Annexation restrictions introduced as Lichtenstein and Heischierland ceded
Stringent restrictions were introduced in regards to the Empire claiming new land this morning after Austenasian sovereignty over the town of Lichtenstein and the crown dependency of Heischierland was abandoned due to a single person wishing to leave the Empire.
Lord Charles Clarke – also known by a variety of pseudonyms throughout his political career – became an Austenasian in June 2013 after offering the then Territory of Emperorsland to Austenasia.
Emperorsland expanded in 2014, annexing a neighbouring house inhabited by Lord Charles and his family, to become the Town of Lichtenstein. Later that year, the family’s holiday home was annexed as the Crown Dependency of Heischierland.
Lord Charles has been an Austenasian official for over three years, and held four Cabinet positions at varying times. However, after announcing that he no longer wished to be a part of the Empire, the government found itself forced to cede Lichtenstein and Heischierland after losing the only person who was able to administer them.

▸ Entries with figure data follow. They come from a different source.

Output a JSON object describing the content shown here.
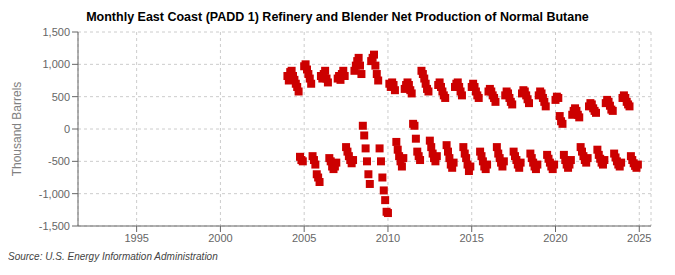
{
  "chart_data": {
    "type": "scatter",
    "title": "Monthly East Coast (PADD 1) Refinery and Blender Net Production of Normal Butane",
    "ylabel": "Thousand Barrels",
    "annotation": "Source: U.S. Energy Information Administration",
    "color": "#cc0000",
    "marker": "square",
    "grid": true,
    "xlim": [
      1991.5,
      2025.7
    ],
    "xticks": [
      1995,
      2000,
      2005,
      2010,
      2015,
      2020,
      2025
    ],
    "ylim": [
      -1500,
      1500
    ],
    "yticks": [
      {
        "value": -1500,
        "label": "-1,500"
      },
      {
        "value": -1000,
        "label": "-1,000"
      },
      -500,
      0,
      500,
      {
        "value": 1000,
        "label": "1,000"
      },
      {
        "value": 1500,
        "label": "1,500"
      }
    ],
    "x": [
      2004.0,
      2004.083,
      2004.167,
      2004.25,
      2004.333,
      2004.417,
      2004.5,
      2004.583,
      2004.667,
      2004.75,
      2004.833,
      2004.917,
      2005.0,
      2005.083,
      2005.167,
      2005.25,
      2005.333,
      2005.417,
      2005.5,
      2005.583,
      2005.667,
      2005.75,
      2005.833,
      2005.917,
      2006.0,
      2006.083,
      2006.167,
      2006.25,
      2006.333,
      2006.417,
      2006.5,
      2006.583,
      2006.667,
      2006.75,
      2006.833,
      2006.917,
      2007.0,
      2007.083,
      2007.167,
      2007.25,
      2007.333,
      2007.417,
      2007.5,
      2007.583,
      2007.667,
      2007.75,
      2007.833,
      2007.917,
      2008.0,
      2008.083,
      2008.167,
      2008.25,
      2008.333,
      2008.417,
      2008.5,
      2008.583,
      2008.667,
      2008.75,
      2008.833,
      2008.917,
      2009.0,
      2009.083,
      2009.167,
      2009.25,
      2009.333,
      2009.417,
      2009.5,
      2009.583,
      2009.667,
      2009.75,
      2009.833,
      2009.917,
      2010.0,
      2010.083,
      2010.167,
      2010.25,
      2010.333,
      2010.417,
      2010.5,
      2010.583,
      2010.667,
      2010.75,
      2010.833,
      2010.917,
      2011.0,
      2011.083,
      2011.167,
      2011.25,
      2011.333,
      2011.417,
      2011.5,
      2011.583,
      2011.667,
      2011.75,
      2011.833,
      2011.917,
      2012.0,
      2012.083,
      2012.167,
      2012.25,
      2012.333,
      2012.417,
      2012.5,
      2012.583,
      2012.667,
      2012.75,
      2012.833,
      2012.917,
      2013.0,
      2013.083,
      2013.167,
      2013.25,
      2013.333,
      2013.417,
      2013.5,
      2013.583,
      2013.667,
      2013.75,
      2013.833,
      2013.917,
      2014.0,
      2014.083,
      2014.167,
      2014.25,
      2014.333,
      2014.417,
      2014.5,
      2014.583,
      2014.667,
      2014.75,
      2014.833,
      2014.917,
      2015.0,
      2015.083,
      2015.167,
      2015.25,
      2015.333,
      2015.417,
      2015.5,
      2015.583,
      2015.667,
      2015.75,
      2015.833,
      2015.917,
      2016.0,
      2016.083,
      2016.167,
      2016.25,
      2016.333,
      2016.417,
      2016.5,
      2016.583,
      2016.667,
      2016.75,
      2016.833,
      2016.917,
      2017.0,
      2017.083,
      2017.167,
      2017.25,
      2017.333,
      2017.417,
      2017.5,
      2017.583,
      2017.667,
      2017.75,
      2017.833,
      2017.917,
      2018.0,
      2018.083,
      2018.167,
      2018.25,
      2018.333,
      2018.417,
      2018.5,
      2018.583,
      2018.667,
      2018.75,
      2018.833,
      2018.917,
      2019.0,
      2019.083,
      2019.167,
      2019.25,
      2019.333,
      2019.417,
      2019.5,
      2019.583,
      2019.667,
      2019.75,
      2019.833,
      2019.917,
      2020.0,
      2020.083,
      2020.167,
      2020.25,
      2020.333,
      2020.417,
      2020.5,
      2020.583,
      2020.667,
      2020.75,
      2020.833,
      2020.917,
      2021.0,
      2021.083,
      2021.167,
      2021.25,
      2021.333,
      2021.417,
      2021.5,
      2021.583,
      2021.667,
      2021.75,
      2021.833,
      2021.917,
      2022.0,
      2022.083,
      2022.167,
      2022.25,
      2022.333,
      2022.417,
      2022.5,
      2022.583,
      2022.667,
      2022.75,
      2022.833,
      2022.917,
      2023.0,
      2023.083,
      2023.167,
      2023.25,
      2023.333,
      2023.417,
      2023.5,
      2023.583,
      2023.667,
      2023.75,
      2023.833,
      2023.917,
      2024.0,
      2024.083,
      2024.167,
      2024.25,
      2024.333,
      2024.417,
      2024.5,
      2024.583,
      2024.667,
      2024.75,
      2024.833,
      2024.917
    ],
    "values": [
      820,
      750,
      880,
      900,
      820,
      760,
      700,
      650,
      580,
      -430,
      -480,
      -500,
      970,
      1000,
      920,
      850,
      780,
      700,
      -420,
      -480,
      -550,
      -700,
      -750,
      -820,
      820,
      780,
      850,
      900,
      780,
      720,
      -450,
      -500,
      -580,
      -620,
      -580,
      -520,
      780,
      820,
      760,
      850,
      900,
      820,
      -280,
      -350,
      -420,
      -480,
      -530,
      -480,
      900,
      980,
      1050,
      1100,
      980,
      850,
      50,
      -100,
      -300,
      -500,
      -700,
      -850,
      1050,
      1100,
      1150,
      980,
      850,
      750,
      -300,
      -500,
      -750,
      -950,
      -1100,
      -1280,
      -1300,
      700,
      650,
      720,
      680,
      600,
      -200,
      -320,
      -420,
      -500,
      -580,
      -450,
      620,
      680,
      720,
      680,
      600,
      550,
      80,
      50,
      -150,
      -350,
      -420,
      -480,
      900,
      850,
      780,
      700,
      620,
      580,
      -180,
      -280,
      -380,
      -450,
      -500,
      -420,
      680,
      720,
      650,
      580,
      520,
      480,
      -250,
      -350,
      -450,
      -550,
      -600,
      -520,
      650,
      700,
      720,
      650,
      580,
      520,
      -280,
      -380,
      -450,
      -550,
      -650,
      -580,
      650,
      700,
      650,
      580,
      520,
      480,
      -350,
      -420,
      -500,
      -580,
      -620,
      -550,
      580,
      620,
      580,
      520,
      480,
      420,
      -280,
      -380,
      -450,
      -520,
      -580,
      -500,
      520,
      580,
      550,
      480,
      420,
      380,
      -350,
      -420,
      -480,
      -550,
      -600,
      -520,
      550,
      600,
      580,
      520,
      460,
      400,
      -380,
      -450,
      -520,
      -580,
      -620,
      -550,
      520,
      580,
      550,
      480,
      420,
      350,
      -400,
      -460,
      -520,
      -580,
      -620,
      -550,
      450,
      500,
      480,
      200,
      120,
      80,
      -400,
      -480,
      -550,
      -600,
      -550,
      -480,
      220,
      280,
      320,
      280,
      220,
      180,
      -280,
      -350,
      -420,
      -480,
      -520,
      -450,
      350,
      400,
      380,
      320,
      280,
      250,
      -320,
      -400,
      -460,
      -520,
      -550,
      -480,
      400,
      450,
      420,
      360,
      300,
      280,
      -380,
      -440,
      -500,
      -550,
      -580,
      -520,
      480,
      520,
      480,
      420,
      380,
      350,
      -420,
      -480,
      -530,
      -570,
      -600,
      -550
    ]
  }
}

In the Act of Parliament passed this morning which ceded said land, tough new regulations have been introduced to prevent any future annexations of land which could be rendered ungovernable by the departure of a single person.
From henceforth, any offers of land to the Empire must be approved by the Home Secretary before being considered by Parliament.
The Home Secretary must ascertain (amongst other criteria) that more than one person is willing to administer the offer of land, and that the majority of any inhabitants wish (rather than just consent, as was the case with Lord Charles’ family) to become Austenasians.
With the loss of the two areas of land administered by Lord Charles, the Empire’s population has dropped by three to 84.